Shows whether MFA is enforced for all users in the tenant:

  • Checkmark — A Conditional Access policy enforces MFA for all users.
  • X — No global MFA enforcement detected.
  • ? — Tenant uses Security Defaults.

MFA Registration

The percentage of users who have registered at least one MFA method. A high registration rate means users are ready to authenticate with MFA when prompted. Displays ? for Security Defaults tenants where this data is not available.

At-Risk Admins

The number of administrator accounts that are either excluded from MFA policies or do not have MFA methods registered. Even a single at-risk admin can be a significant security concern. Displays ? for Security Defaults tenants.

Active Risks

Highlights detected policy risks such as platform or location bypasses in Conditional Access policies. Possible values:

  • None — No risks detected.
  • A number — The count of policies with detected bypass risks.
  • Upgrade Available — The tenant uses Security Defaults but has a premium license available, meaning it could benefit from Conditional Access.
  • ? — Data not available.

Actions

Click View to open the detailed posture page for that tenant.

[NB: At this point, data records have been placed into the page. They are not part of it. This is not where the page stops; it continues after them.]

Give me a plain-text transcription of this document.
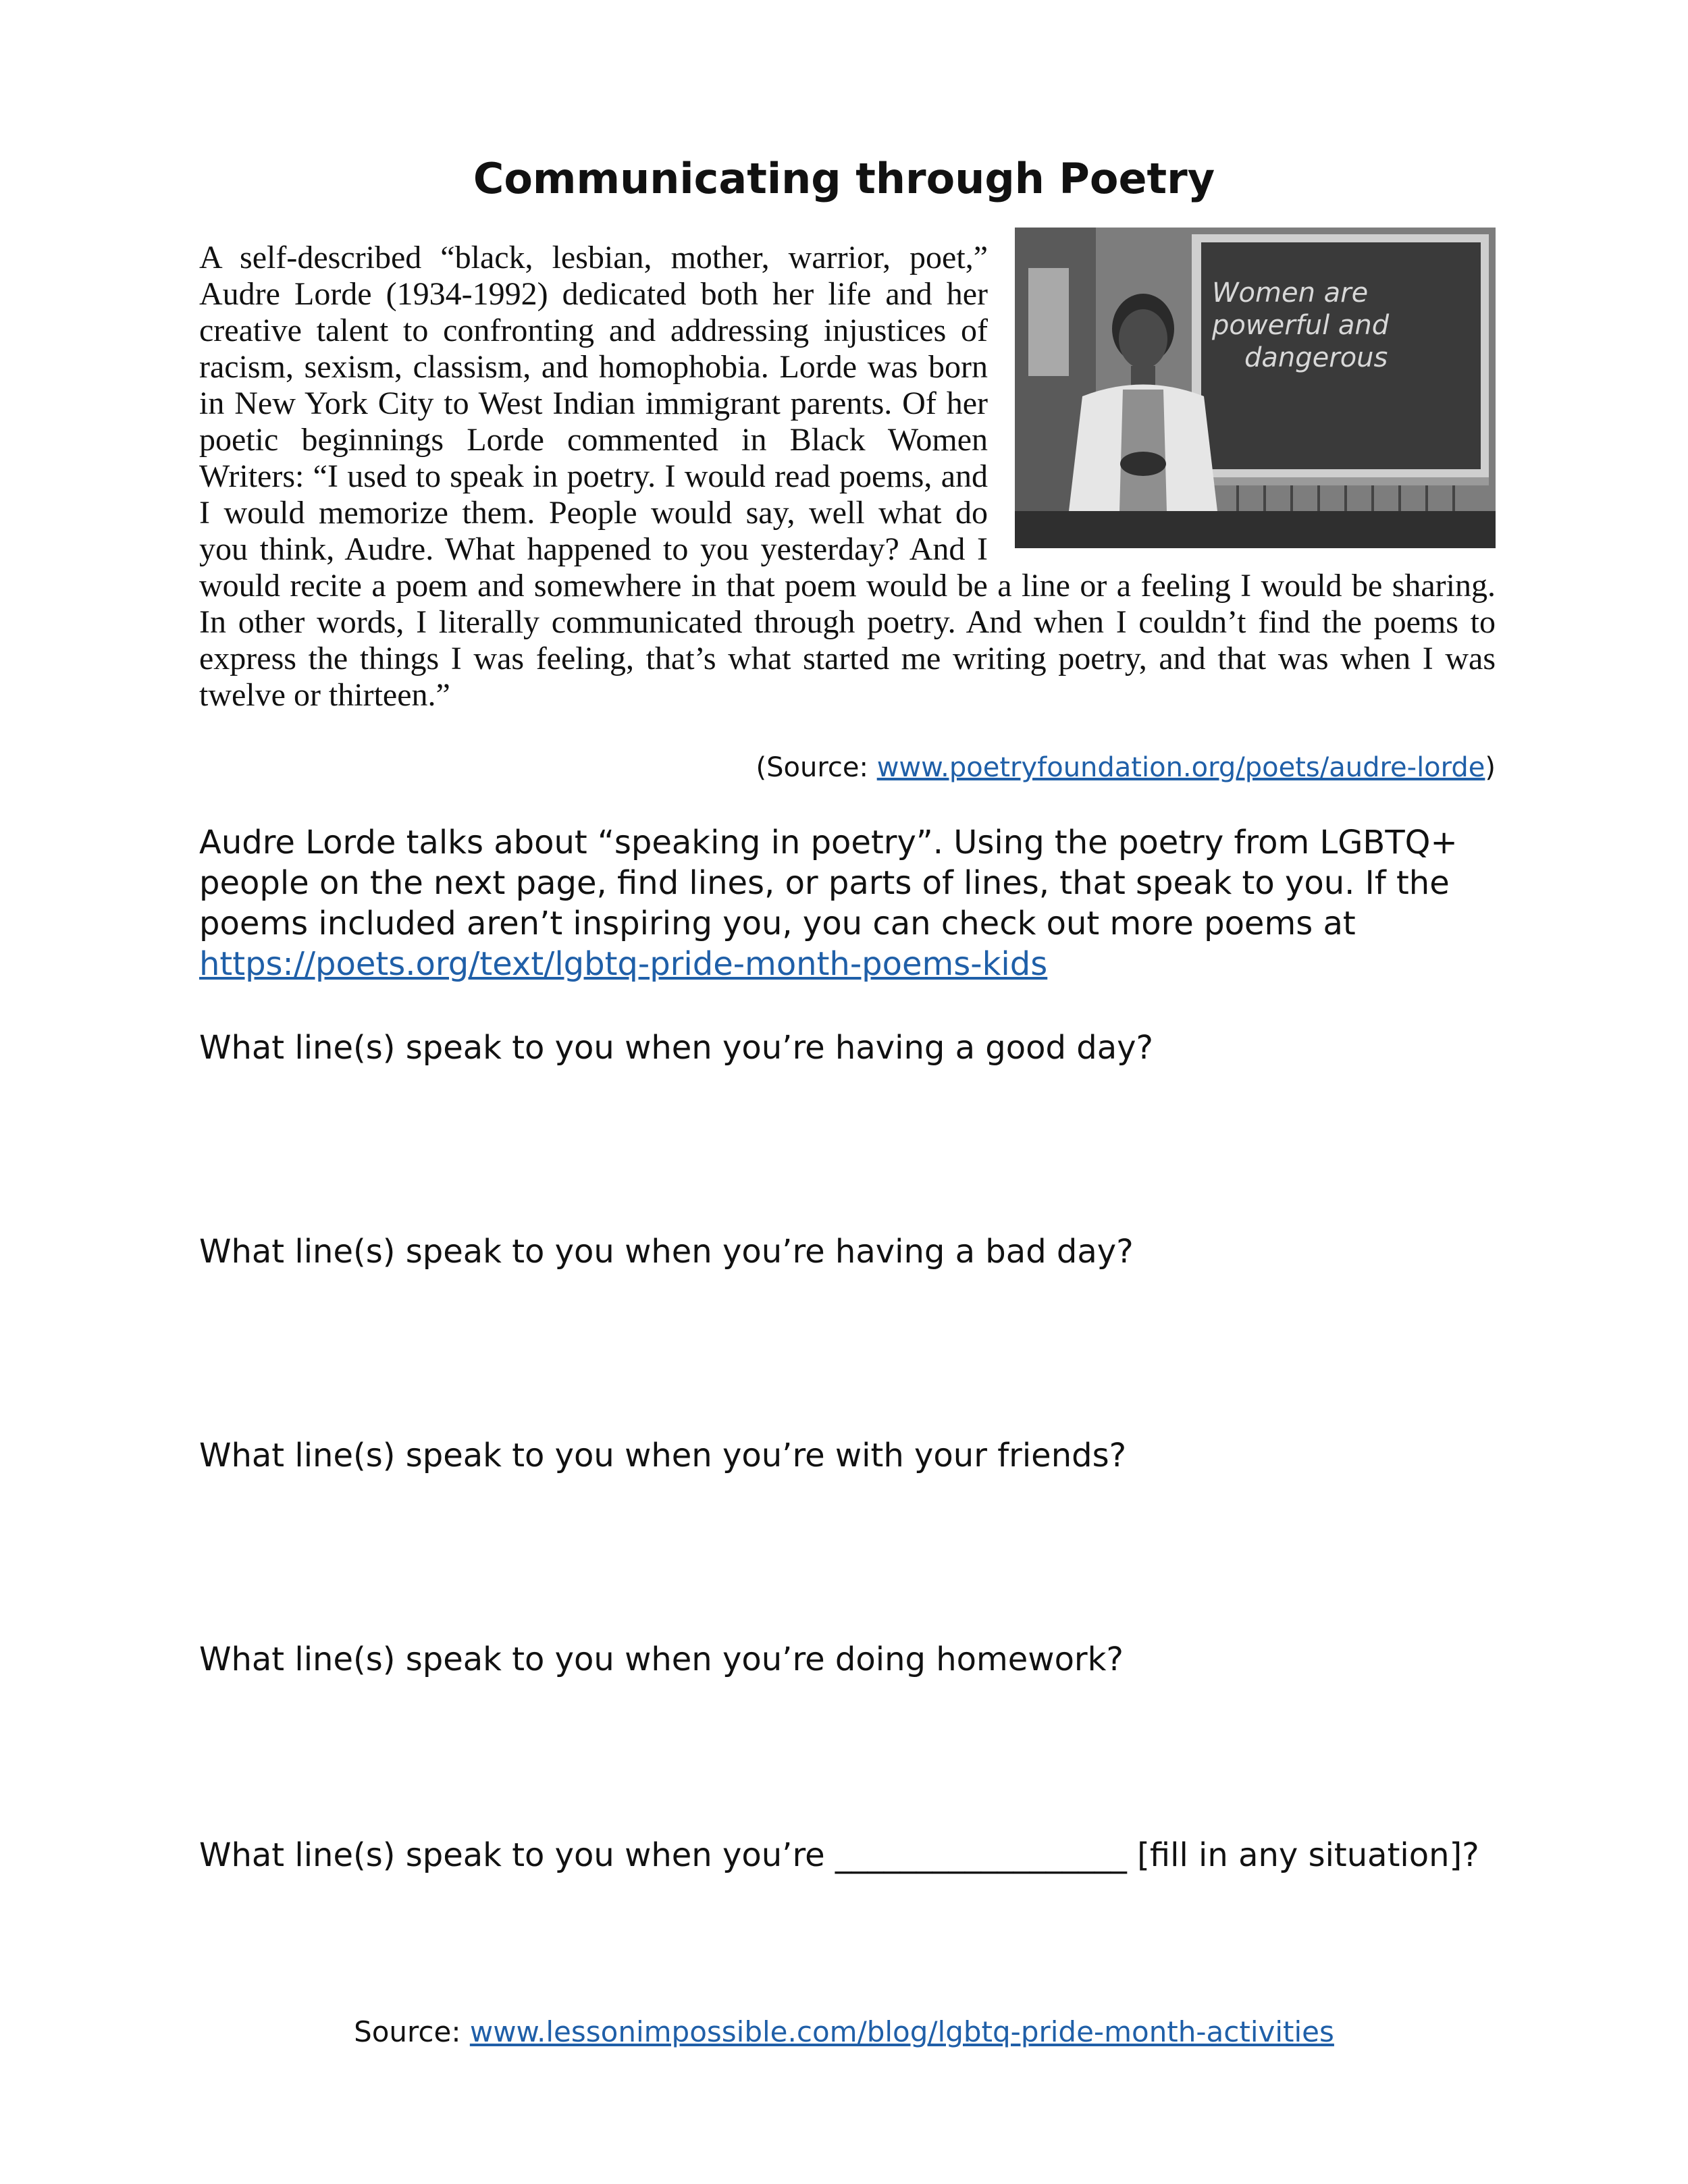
Communicating through Poetry
Women are
powerful and
dangerous
A self-described “black, lesbian, mother, warrior, poet,” Audre Lorde (1934-1992) dedicated both her life and her creative talent to confronting and addressing injustices of racism, sexism, classism, and homophobia. Lorde was born in New York City to West Indian immigrant parents. Of her poetic beginnings Lorde commented in Black Women Writers: “I used to speak in poetry. I would read poems, and I would memorize them. People would say, well what do you think, Audre. What happened to you yesterday? And I would recite a poem and somewhere in that poem would be a line or a feeling I would be sharing. In other words, I literally communicated through poetry. And when I couldn’t find the poems to express the things I was feeling, that’s what started me writing poetry, and that was when I was twelve or thirteen.”
(Source: www.poetryfoundation.org/poets/audre-lorde)

Audre Lorde talks about “speaking in poetry”. Using the poetry from LGBTQ+ people on the next page, find lines, or parts of lines, that speak to you. If the poems included aren’t inspiring you, you can check out more poems at
https://poets.org/text/lgbtq-pride-month-poems-kids

What line(s) speak to you when you’re having a good day?

What line(s) speak to you when you’re having a bad day?

What line(s) speak to you when you’re with your friends?

What line(s) speak to you when you’re doing homework?

What line(s) speak to you when you’re __________________ [fill in any situation]?

Source: www.lessonimpossible.com/blog/lgbtq-pride-month-activities
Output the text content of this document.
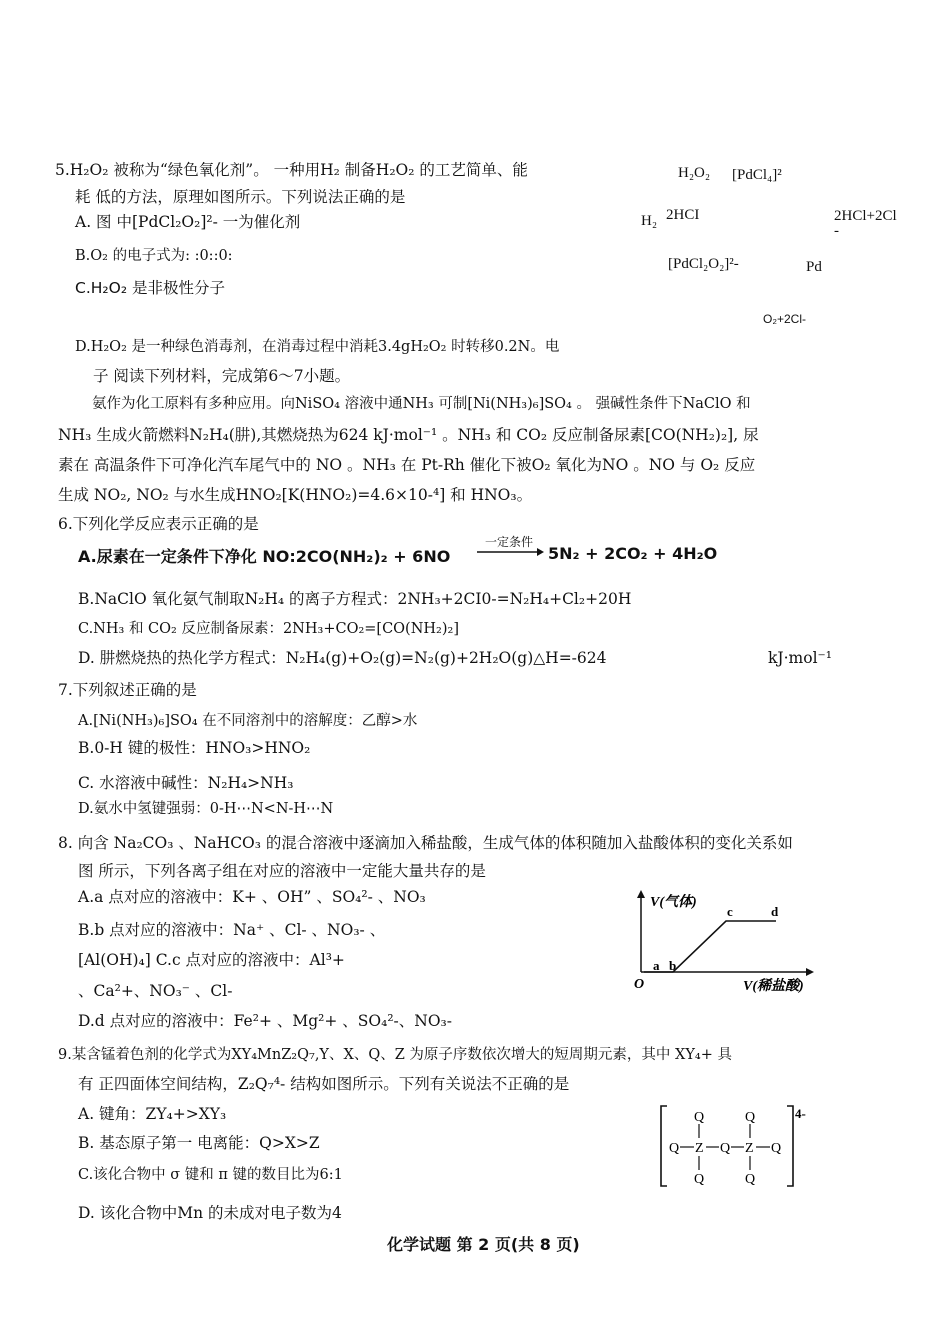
5.H₂O₂ 被称为“绿色氧化剂”。 一种用H₂ 制备H₂O₂ 的工艺简单、能
耗 低的方法，原理如图所示。下列说法正确的是
A. 图 中[PdCl₂O₂]²- 一为催化剂
B.O₂ 的电子式为: :0::0:
C.H₂O₂ 是非极性分子
D.H₂O₂ 是一种绿色消毒剂，在消毒过程中消耗3.4gH₂O₂ 时转移0.2N。电
子 阅读下列材料，完成第6～7小题。
H₂O₂ [PdCl₄]²
H₂ 2HCI	2HCl+2Cl
-
[PdCl₂O₂]²-	Pd
O₂+2Cl-
氨作为化工原料有多种应用。向NiSO₄ 溶液中通NH₃ 可制[Ni(NH₃)₆]SO₄ 。 强碱性条件下NaClO 和
NH₃ 生成火箭燃料N₂H₄(肼),其燃烧热为624 kJ·mol⁻¹ 。NH₃ 和 CO₂ 反应制备尿素[CO(NH₂)₂], 尿
素在 高温条件下可净化汽车尾气中的 NO 。NH₃ 在 Pt-Rh 催化下被O₂ 氧化为NO 。NO 与 O₂ 反应
生成 NO₂, NO₂ 与水生成HNO₂[K(HNO₂)=4.6×10-⁴] 和 HNO₃。
6.下列化学反应表示正确的是
A.尿素在一定条件下净化 NO:2CO(NH₂)₂ + 6NO
一定条件
5N₂ + 2CO₂ + 4H₂O
B.NaClO 氧化氨气制取N₂H₄ 的离子方程式：2NH₃+2CI0-=N₂H₄+Cl₂+20H
C.NH₃ 和 CO₂ 反应制备尿素：2NH₃+CO₂=[CO(NH₂)₂]
D. 肼燃烧热的热化学方程式：N₂H₄(g)+O₂(g)=N₂(g)+2H₂O(g)△H=-624	kJ·mol⁻¹
7.下列叙述正确的是
A.[Ni(NH₃)₆]SO₄ 在不同溶剂中的溶解度：乙醇>水
B.0-H 键的极性：HNO₃>HNO₂
C. 水溶液中碱性：N₂H₄>NH₃
D.氨水中氢键强弱：0-H⋯N<N-H⋯N
8. 向含 Na₂CO₃ 、NaHCO₃ 的混合溶液中逐滴加入稀盐酸，生成气体的体积随加入盐酸体积的变化关系如
图 所示，下列各离子组在对应的溶液中一定能大量共存的是
A.a 点对应的溶液中：K+ 、OH” 、SO₄²- 、NO₃
B.b 点对应的溶液中：Na⁺ 、Cl- 、NO₃- 、
[Al(OH)₄] C.c 点对应的溶液中：Al³+
、Ca²+、NO₃⁻ 、Cl-
D.d 点对应的溶液中：Fe²+ 、Mg²+ 、SO₄²-、NO₃-
V(气体)
V(稀盐酸)
O
a b
c	d
9.某含锰着色剂的化学式为XY₄MnZ₂Q₇,Y、X、Q、Z 为原子序数依次增大的短周期元素，其中 XY₄+ 具
有 正四面体空间结构，Z₂Q₇⁴- 结构如图所示。下列有关说法不正确的是
A. 键角：ZY₄+>XY₃
B. 基态原子第一 电离能：Q>X>Z
C.该化合物中 σ 键和 π 键的数目比为6:1
D. 该化合物中Mn 的未成对电子数为4
4-
Q	Q
Q Z Q Z Q
Q	Q
化学试题 第 2 页(共 8 页)
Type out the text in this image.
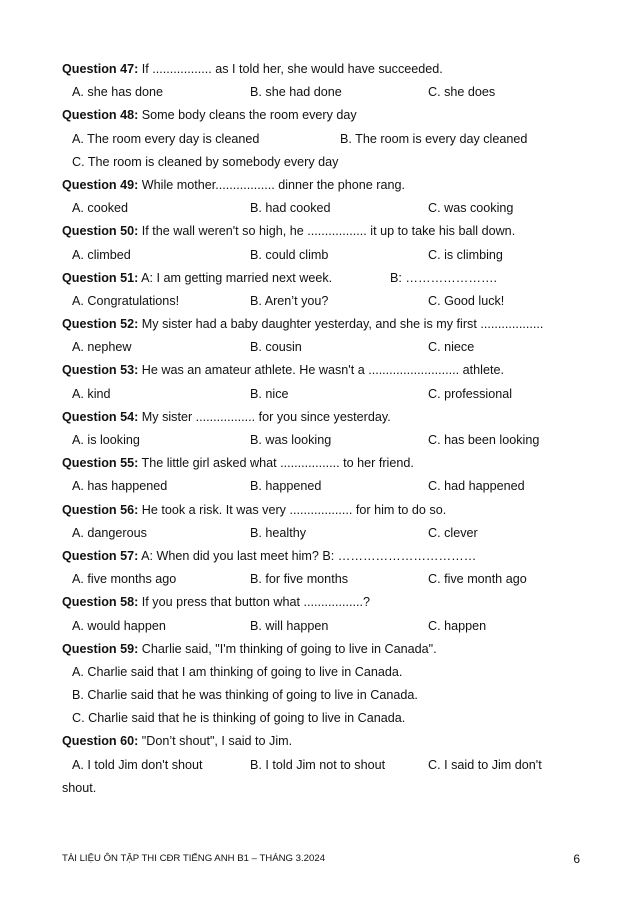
Question 47: If ................. as I told her, she would have succeeded.
A. she has done	B. she had done	C. she does
Question 48: Some body cleans the room every day
A. The room every day is cleaned	B. The room is every day cleaned
C. The room is cleaned by somebody every day
Question 49: While mother................. dinner the phone rang.
A. cooked	B. had cooked	C. was cooking
Question 50: If the wall weren't so high, he ................. it up to take his ball down.
A. climbed	B. could climb	C. is climbing
Question 51: A: I am getting married next week.	B: ………………….
A. Congratulations!	B. Aren’t you?	C. Good luck!
Question 52: My sister had a baby daughter yesterday, and she is my first ..................
A. nephew	B. cousin	C. niece
Question 53: He was an amateur athlete. He wasn't a .......................... athlete.
A. kind	B. nice	C. professional
Question 54: My sister ................. for you since yesterday.
A. is looking	B. was looking	C. has been looking
Question 55: The little girl asked what ................. to her friend.
A. has happened	B. happened	C. had happened
Question 56: He took a risk. It was very .................. for him to do so.
A. dangerous	B. healthy	C. clever
Question 57: A: When did you last meet him? B: ……………………………
A. five months ago	B. for five months	C. five month ago
Question 58: If you press that button what .................?
A. would happen	B. will happen	C. happen
Question 59: Charlie said, "I'm thinking of going to live in Canada".
A. Charlie said that I am thinking of going to live in Canada.
B. Charlie said that he was thinking of going to live in Canada.
C. Charlie said that he is thinking of going to live in Canada.
Question 60: "Don’t shout", I said to Jim.
A. I told Jim don't shout	B. I told Jim not to shout	C. I said to Jim don't
shout.
TÀI LIỆU ÔN TẬP THI CĐR TIẾNG ANH B1 – THÁNG 3.2024	6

Sorting and Prioritization

The table is sorted by default to surface the tenants that need the most attention first:

  1. Tenants with active risks appear at the top.
  2. Then tenants with at-risk admins.
  3. Then tenants with the lowest posture scores.

This default ordering helps you prioritize your remediation efforts across your tenant portfolio.

Potential Tenants

Below the main table, you may see a Potential Tenants section. This lists tenants that are connected to Attic Security but do not yet have MFA posture monitoring enabled. Click Onboard to start monitoring a tenant's MFA posture.